En 2015, le groupe Jaish al-Adl a revendiqué la responsabilité d'une attaque qui a tué huit gardes-frontières iraniens, au cours de laquelle les militants auraient traversé la frontière iranienne depuis le Pakistan. En 2019, le groupe a également revendiqué la responsabilité d'un attentat suicide visant un bus transportant des membres de l'armée iranienne, tuant au moins 23 personnes au Sistan-Balouchistan.
Mercredi 18 janvier, un jour après l'attaque de l'Iran contre le Pakistan, le groupe Jaish al-Adl a revendiqué la responsabilité d'une attaque contre un véhicule militaire iranien au Sistan-Balouchistan.
Comment les pays ont-ils réagi et que se passera-t-il ensuite ?
Les attaques iraniennes du 16 janvier ont déclenché une dispute diplomatique. Le Pakistan a rappelé son ambassadeur en Iran et suspendu toutes les visites de haut niveau de son voisin. L'Iran a également exigé le 18 janvier que son voisin « explique immédiatement » l'attaque de représailles.
Les pays voisins se sont également exprimés. Le ministre turc des Affaires étrangères a eu des entretiens téléphoniques avec ses homologues iranien et pakistanais. Il a déclaré plus tard qu'aucun des deux pays ne souhaitait aggraver davantage les tensions.
L’Inde a déclaré qu’elle avait une « tolérance zéro envers le terrorisme » et que l’attaque était « un problème entre l’Iran et le Pakistan ». La Chine a appelé les deux pays à faire preuve de retenue et l’Union européenne s’est déclarée « profondément préoccupée par la spirale de violence au Moyen-Orient et au-delà ».
Le porte-parole du département d'État américain, Matt Miller, a également appelé à la retenue le 18 janvier, mais a ajouté qu'il ne pensait pas que l'épidémie était « de quelque manière que ce soit liée à Gaza ».
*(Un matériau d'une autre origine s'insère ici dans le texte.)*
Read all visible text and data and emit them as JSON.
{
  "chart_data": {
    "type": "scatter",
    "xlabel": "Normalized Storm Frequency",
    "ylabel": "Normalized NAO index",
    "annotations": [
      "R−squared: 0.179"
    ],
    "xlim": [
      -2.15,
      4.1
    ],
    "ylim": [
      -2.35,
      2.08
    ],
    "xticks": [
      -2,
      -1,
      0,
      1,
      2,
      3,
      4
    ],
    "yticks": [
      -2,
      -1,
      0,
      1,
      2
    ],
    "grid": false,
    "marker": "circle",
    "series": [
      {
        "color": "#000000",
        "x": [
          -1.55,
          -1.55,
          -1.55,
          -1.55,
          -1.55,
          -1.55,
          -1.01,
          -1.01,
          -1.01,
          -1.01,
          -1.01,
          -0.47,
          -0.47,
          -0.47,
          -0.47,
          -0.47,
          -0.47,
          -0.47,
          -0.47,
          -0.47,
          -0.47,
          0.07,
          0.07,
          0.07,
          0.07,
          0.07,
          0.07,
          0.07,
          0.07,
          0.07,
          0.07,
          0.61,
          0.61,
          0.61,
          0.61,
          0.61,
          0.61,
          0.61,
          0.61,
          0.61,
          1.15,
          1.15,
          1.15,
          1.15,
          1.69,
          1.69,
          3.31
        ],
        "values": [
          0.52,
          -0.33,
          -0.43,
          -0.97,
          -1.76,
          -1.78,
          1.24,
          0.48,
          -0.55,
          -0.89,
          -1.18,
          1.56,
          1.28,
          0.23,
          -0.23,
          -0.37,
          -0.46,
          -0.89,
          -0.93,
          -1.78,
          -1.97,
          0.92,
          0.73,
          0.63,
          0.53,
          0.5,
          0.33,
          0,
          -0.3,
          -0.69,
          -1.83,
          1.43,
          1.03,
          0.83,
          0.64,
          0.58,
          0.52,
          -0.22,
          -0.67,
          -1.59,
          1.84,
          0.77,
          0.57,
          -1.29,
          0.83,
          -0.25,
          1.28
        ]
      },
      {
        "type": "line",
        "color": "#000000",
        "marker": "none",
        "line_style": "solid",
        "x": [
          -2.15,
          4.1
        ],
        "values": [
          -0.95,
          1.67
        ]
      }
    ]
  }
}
Selon les observateurs, l’Iran et le Pakistan ne veulent pas tomber dans l’hostilité en combattant des groupes séparatistes que les deux pays considèrent comme des ennemis. Les deux parties ont publié des déclarations à la suite des attaques, indiquant qu'elles souhaitaient que la situation ne s'aggrave pas.
Le ministère pakistanais des Affaires étrangères a qualifié l'Iran de « nation frère » et a souligné la nécessité de « trouver une solution commune ». Faisant écho au même sentiment, le ministre iranien des Affaires étrangères, qui a qualifié le Pakistan de « pays ami », a déclaré que ses frappes étaient proportionnées et ne visaient que les groupes militants.